Weekend Reads

For the profit and pleasure of subscribers, here's a few longer reads on economic, social and political matters for the weekend.

Adam Davidson examines Donald Trump's views on interest rates and the Federal Reserve in this piece for the New Yorker. Trump's views are incoherent and dangerous, while his advisers have called for a return to the gold standard and the abolition of the Federal Reserve.

"What would a President Trump’s monetary policy be? Judging by his words and the people with whom he surrounds himself, the options appear to range from fringe kookiness and ignorance all the way to nihilistic collapse," Davidson concludes.

By the way, Nate Silver's excellent 538.com currently sees a 40% chance that Trump will win in November. Duck, cover and hold.

Mike Konczal has written a nice summary at Vox of a new set of liberal economic policies that Hillary Clinton is moving towards.

Heard of Aladdin? It's Blackrock's data-mining risk analysis platform and it's one of the most important tools used now in global financial markets. This New York Times piece on Blackrock is a useful insight into who jumped in to the role that the mega-banks exited during the GFC. And, as John Carney suggested here, Aladdin looks a lot like Skynet, as this Blackrock video suggests.

One of the big risks for the global economy is some sort of debt crisis in China, potentially caused by corporates and or households taking on too much debt to fund a new real estate building and house price bubble. Andrew Browne has written a great piece for the WSJ on the startling growth in debt there in recent years.

"Over the past 12 months, China added more domestic credit than in 2009, when authorities engineered one of the greatest bouts of stimulus spending in history to rescue the economy as exports wilted during the global financial crisis," Browne writes.

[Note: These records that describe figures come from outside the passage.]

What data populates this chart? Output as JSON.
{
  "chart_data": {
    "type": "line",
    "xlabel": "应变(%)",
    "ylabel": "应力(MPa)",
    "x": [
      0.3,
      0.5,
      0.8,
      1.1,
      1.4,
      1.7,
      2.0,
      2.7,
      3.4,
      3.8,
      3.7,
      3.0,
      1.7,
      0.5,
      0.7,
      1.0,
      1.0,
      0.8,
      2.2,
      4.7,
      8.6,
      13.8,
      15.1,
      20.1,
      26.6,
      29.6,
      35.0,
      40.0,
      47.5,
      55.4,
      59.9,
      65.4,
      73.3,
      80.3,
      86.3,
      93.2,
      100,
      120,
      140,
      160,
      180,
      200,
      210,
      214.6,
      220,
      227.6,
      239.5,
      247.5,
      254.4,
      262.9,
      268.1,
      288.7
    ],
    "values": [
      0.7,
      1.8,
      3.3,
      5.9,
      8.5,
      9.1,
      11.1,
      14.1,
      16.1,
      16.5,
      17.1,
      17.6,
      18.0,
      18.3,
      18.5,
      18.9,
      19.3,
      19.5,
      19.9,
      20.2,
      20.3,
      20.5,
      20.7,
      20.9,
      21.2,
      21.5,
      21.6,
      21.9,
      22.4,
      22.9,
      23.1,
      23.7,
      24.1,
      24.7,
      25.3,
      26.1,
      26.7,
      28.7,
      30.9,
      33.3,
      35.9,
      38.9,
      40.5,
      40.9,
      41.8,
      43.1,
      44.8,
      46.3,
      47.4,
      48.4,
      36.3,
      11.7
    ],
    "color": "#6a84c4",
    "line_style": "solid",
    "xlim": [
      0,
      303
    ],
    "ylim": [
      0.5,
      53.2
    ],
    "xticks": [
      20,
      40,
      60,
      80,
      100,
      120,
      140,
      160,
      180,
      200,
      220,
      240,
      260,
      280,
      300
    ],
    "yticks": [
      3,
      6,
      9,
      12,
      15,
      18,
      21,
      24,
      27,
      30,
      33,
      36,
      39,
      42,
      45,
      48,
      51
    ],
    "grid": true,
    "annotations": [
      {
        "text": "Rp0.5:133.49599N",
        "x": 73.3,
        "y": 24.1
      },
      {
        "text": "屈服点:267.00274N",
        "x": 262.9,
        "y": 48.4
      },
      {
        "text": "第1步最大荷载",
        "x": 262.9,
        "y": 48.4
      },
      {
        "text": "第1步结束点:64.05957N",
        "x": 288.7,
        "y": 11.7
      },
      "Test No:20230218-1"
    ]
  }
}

He concludes: "The multiyear boom surpasses even America’s excesses in the run-up to that crisis, and the biggest question hanging over the economy is how it will end. Because end it must."

“I sometimes joke that we’re in financial Star Trek,” says Rodney Jones, the Beijing-based principal of Wigram Capital Advisors. “We’ve left the solar system behind.”

And if you think the debt is on another planet, have a look at China's house prices. CNBC reports house prices in Shenzen have risen 76% since April last year and are now worth 70 times (correct that's 70 not 17) income.

The Bank for International Settlements, which was one of the rare groups to warn of the GFC, is particularly worried about the growth of corporate debt in China, as the Guardian reports here.

Bloomberg also has a good piece on China's growing property bubble. Here's a flavour:

“The more immediate risk of a sudden and steep downturn in the economy comes from the threatened bursting of the property market bubble,” Pauline Loong, managing director at research firm Asia-analytica in Hong Kong, wrote in a Sept. 14 report. “And bubble it is. The real question for investors is when and what will pop the bubble?”